Pub quiz question: what do John Osborne, Brian Friel and Patrick Marber have in common? The answer is they’ve all written their own versions of Hedda Gabler. Although none of them, it should be noted, to any particular critical acclaim. Is it time to give up on the Hedda adaptations altogether and just stick to the original? Or maybe opt for a different tack: why not let a woman have a go?
Step forward, Cordelia Lynn, a 30-year-old playwright with three London productions under her belt. Having updated Chekhov’s Three Sisters for the Almeida this spring, she now turns her attention to Ibsen. And she isn’t afraid to get stuck in: not only has she changed our heroine’s name (she’s now Hedda Tesman, taking the surname of her doltish husband), she’s also made her three decades older, with a semi-estranged daughter and a taste for sloe gin to boot.
It’s an interesting idea, but does it work? Well, yes and no. As a character, Hedda Tesman is excellent: waspish, jaded, manipulative — and played brilliantly by the rather vampish Haydn Gwynne. The problem, though, is what Hedda 2.0 means for everything else.

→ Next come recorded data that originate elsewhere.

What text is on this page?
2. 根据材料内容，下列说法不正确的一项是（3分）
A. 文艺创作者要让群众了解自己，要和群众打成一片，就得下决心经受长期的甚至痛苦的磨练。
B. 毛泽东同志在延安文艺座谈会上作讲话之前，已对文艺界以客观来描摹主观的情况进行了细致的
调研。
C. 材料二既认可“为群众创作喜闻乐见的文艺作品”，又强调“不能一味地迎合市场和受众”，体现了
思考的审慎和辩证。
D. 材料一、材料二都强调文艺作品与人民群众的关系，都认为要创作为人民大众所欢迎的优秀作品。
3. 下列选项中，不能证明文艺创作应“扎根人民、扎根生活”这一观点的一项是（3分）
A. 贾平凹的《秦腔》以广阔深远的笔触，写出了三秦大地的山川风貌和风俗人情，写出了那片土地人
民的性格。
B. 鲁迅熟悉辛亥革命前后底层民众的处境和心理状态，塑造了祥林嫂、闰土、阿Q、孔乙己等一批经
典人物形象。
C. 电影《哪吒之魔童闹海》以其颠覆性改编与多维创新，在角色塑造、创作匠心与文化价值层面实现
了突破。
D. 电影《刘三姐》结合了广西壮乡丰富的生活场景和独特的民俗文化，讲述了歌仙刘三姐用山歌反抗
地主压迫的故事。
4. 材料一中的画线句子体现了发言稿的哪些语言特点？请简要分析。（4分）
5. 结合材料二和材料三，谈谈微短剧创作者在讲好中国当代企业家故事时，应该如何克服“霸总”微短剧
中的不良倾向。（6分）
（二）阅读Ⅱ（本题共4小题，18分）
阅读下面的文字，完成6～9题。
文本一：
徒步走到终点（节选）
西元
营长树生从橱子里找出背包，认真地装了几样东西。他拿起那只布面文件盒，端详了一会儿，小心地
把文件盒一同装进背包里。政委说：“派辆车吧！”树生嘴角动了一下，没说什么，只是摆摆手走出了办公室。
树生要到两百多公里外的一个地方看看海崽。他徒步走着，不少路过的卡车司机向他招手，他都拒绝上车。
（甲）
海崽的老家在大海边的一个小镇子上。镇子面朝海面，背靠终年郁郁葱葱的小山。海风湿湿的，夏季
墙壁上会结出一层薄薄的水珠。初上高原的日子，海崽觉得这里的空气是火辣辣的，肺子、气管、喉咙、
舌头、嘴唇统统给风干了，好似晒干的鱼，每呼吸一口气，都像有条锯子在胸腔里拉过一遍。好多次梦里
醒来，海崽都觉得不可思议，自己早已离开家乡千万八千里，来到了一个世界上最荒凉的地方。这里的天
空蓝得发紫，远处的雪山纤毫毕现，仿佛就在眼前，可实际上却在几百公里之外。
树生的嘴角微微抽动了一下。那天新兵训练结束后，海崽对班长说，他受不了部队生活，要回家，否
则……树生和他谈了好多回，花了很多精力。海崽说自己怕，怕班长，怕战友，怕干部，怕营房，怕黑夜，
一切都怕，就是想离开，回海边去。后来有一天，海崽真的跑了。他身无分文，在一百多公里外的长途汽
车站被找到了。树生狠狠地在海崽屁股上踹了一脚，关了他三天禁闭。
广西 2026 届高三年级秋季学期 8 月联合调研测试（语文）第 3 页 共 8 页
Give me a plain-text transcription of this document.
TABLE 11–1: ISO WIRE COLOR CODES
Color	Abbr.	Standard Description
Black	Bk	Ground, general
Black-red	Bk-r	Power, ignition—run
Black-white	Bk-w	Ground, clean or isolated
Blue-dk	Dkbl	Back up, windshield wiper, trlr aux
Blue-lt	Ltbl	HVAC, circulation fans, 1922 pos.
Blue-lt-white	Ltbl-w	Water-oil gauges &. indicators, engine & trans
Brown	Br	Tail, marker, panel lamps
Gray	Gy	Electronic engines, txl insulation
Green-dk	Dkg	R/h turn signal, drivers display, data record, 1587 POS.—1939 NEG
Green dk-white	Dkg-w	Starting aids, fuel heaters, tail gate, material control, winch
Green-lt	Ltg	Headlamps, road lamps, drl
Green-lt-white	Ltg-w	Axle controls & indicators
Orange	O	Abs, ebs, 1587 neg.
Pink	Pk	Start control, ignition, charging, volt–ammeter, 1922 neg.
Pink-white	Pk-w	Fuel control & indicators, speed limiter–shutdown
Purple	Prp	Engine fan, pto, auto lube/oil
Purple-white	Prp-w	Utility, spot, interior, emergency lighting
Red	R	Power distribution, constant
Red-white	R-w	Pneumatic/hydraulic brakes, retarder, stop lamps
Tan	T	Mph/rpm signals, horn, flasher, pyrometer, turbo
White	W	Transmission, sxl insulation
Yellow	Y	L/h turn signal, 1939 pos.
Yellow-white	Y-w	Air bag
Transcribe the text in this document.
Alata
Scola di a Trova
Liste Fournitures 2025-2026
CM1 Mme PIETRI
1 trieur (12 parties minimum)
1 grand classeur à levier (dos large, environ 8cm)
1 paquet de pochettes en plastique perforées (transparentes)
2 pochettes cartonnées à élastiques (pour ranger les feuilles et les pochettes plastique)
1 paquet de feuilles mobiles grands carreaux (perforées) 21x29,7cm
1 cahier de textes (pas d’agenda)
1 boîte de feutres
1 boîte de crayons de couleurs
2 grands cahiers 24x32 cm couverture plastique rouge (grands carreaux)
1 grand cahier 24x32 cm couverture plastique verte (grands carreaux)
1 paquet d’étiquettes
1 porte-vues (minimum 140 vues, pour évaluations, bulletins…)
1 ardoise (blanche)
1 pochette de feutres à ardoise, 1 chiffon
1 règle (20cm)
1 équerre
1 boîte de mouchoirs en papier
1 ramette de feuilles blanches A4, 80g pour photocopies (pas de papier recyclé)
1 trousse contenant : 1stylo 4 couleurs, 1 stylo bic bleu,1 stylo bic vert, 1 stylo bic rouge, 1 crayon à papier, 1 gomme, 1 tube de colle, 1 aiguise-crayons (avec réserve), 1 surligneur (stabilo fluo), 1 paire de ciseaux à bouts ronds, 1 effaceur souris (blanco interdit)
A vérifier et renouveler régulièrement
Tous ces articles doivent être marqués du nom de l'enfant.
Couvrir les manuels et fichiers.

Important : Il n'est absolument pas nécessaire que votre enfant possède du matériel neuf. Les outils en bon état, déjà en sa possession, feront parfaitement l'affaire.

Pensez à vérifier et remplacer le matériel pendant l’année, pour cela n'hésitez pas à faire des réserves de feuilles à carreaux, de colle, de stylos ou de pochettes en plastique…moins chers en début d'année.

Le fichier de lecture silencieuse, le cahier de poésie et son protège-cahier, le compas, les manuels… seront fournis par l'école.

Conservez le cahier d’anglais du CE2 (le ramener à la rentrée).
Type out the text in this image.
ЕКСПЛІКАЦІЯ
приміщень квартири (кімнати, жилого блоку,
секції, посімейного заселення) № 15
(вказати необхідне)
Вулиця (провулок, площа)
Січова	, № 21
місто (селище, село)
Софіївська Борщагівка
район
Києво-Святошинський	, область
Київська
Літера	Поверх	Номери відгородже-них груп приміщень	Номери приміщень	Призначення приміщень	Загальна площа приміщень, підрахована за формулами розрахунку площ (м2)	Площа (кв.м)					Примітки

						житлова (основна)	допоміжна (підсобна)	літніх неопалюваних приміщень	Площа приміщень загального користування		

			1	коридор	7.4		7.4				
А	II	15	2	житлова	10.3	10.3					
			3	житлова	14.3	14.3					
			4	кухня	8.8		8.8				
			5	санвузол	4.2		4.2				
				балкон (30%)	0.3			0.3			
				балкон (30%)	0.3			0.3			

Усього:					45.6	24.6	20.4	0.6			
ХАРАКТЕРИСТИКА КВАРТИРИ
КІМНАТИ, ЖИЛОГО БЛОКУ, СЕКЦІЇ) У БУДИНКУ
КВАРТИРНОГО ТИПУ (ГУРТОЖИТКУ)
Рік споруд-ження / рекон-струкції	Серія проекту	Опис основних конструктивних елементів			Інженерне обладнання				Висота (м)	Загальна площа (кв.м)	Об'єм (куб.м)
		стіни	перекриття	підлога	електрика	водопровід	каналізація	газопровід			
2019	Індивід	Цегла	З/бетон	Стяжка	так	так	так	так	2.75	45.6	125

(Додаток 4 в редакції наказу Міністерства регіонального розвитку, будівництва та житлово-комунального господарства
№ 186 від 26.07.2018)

Imagine Ibsen’s masterpiece as a perfectly tuned sound system. Move one dial and you risk pulling the whole thing out of joint. Lynn has aged only the Tesmans, for example, and not the other characters, which leads to some unintended confusion. When Hedda and Eilert (renamed Elijah) whisper about their past fling, we assume it was an extramarital affair rather than a youthful misadventure. And if Hedda is savvy enough to cover up cheating, why hasn’t she chucked Tesman already?
This isn’t the only niggle. Thanks to an odd production quirk — any objects relevant to the plot have been left as deliberately retro — there’s a danger that twists will be flagged too early in advance.